Amaro called Alfaro and Williams "premium prospects." He also brought up the possibility that Alfaro could switch to another position if catching proves too troublesome on his ankle.

"One of the things that is of risk is that because it is an ankle and because he plays that position where they say he is flexed all the time with that ankle, but we don’t think it is going to be a long-term issue because it was an acute injury," Amaro said of Alfaro. "Actually, he was leading off second base and I think he just twisted it in a weird way, I think he damaged a ligament sheath. I’m not a doctor so I don’t know all the ins and outs of it, but we felt comfortable enough to go ahead and move forward without feeling that it is going to be a long-term issue for him as a catcher.

"We did get him as a catcher. The beauty of Alfaro is that this guy can swing the bat and is so athletic that he can play another position if the catching thing doesn’t work out. But he’s made great strides over the last few years, particularly with his work behind the plate, and we hope that he can impact us behind the plate."

The Phillies would not have been able to bring back this sort of prospect package had they not provided some financial relief to the Rangers.
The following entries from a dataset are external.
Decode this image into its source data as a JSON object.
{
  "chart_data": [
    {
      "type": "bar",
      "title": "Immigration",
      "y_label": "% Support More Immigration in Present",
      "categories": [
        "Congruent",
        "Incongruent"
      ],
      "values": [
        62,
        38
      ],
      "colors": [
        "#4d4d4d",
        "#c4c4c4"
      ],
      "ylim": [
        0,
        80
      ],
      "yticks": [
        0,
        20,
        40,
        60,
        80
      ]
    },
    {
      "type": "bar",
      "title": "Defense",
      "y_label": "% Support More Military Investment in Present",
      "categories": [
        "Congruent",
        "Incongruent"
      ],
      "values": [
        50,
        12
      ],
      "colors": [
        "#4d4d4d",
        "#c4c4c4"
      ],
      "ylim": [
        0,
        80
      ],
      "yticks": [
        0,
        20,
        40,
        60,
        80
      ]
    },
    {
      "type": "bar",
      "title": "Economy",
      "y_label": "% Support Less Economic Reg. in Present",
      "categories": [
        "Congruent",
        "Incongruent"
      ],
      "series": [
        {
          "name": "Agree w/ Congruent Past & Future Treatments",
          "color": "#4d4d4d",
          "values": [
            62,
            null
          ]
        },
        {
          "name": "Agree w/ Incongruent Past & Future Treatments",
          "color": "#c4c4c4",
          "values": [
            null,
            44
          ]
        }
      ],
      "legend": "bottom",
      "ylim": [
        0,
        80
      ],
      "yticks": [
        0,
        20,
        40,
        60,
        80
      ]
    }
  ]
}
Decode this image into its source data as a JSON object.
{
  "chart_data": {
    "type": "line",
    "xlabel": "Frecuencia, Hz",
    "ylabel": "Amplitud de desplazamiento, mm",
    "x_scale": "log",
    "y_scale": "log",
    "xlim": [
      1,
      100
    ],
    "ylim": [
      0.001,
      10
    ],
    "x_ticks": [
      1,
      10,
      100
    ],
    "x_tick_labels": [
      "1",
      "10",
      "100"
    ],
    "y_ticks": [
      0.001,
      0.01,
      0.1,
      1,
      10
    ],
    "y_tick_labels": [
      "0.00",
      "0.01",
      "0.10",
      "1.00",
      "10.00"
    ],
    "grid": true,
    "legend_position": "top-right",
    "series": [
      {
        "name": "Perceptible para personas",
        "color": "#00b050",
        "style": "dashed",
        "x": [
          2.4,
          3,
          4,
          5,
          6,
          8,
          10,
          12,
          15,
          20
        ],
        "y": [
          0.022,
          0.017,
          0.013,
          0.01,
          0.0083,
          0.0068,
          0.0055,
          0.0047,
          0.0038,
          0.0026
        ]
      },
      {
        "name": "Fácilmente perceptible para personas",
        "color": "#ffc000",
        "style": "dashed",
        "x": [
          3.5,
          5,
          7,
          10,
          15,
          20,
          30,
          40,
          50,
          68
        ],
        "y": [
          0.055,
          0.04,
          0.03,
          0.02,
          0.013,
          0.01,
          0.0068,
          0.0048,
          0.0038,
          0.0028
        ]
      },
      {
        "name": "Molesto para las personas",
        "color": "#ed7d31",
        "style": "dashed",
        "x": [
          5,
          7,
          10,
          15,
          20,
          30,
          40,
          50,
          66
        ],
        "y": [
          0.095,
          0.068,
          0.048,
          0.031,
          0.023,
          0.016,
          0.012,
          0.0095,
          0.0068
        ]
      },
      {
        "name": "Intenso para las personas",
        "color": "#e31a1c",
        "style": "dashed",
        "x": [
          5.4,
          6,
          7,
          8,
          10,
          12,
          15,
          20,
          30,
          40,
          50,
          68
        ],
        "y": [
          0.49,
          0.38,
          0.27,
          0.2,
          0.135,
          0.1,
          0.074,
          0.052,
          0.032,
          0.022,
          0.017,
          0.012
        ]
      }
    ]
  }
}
Between the money being sent to Texas in the deal and the money the Phillies are assuming by taking on Harrison's contract, they're subsidizing about half of Hamels' remaining contract.

"We’re in a world where teams are buying talent," Amaro said. "This is one of the ways that we can use our economic muscle to buy talent, and I think that in a lot of ways that’s what we did. But we bought talent with talent, and we bought talent with dollars and cents as well. These are things that have to get approved by our ownership group, that Pat (Gillick) has to approve, and these are not simple or easy but based on all of the information that we had with the package that we ended up getting, I think we used our money wisely."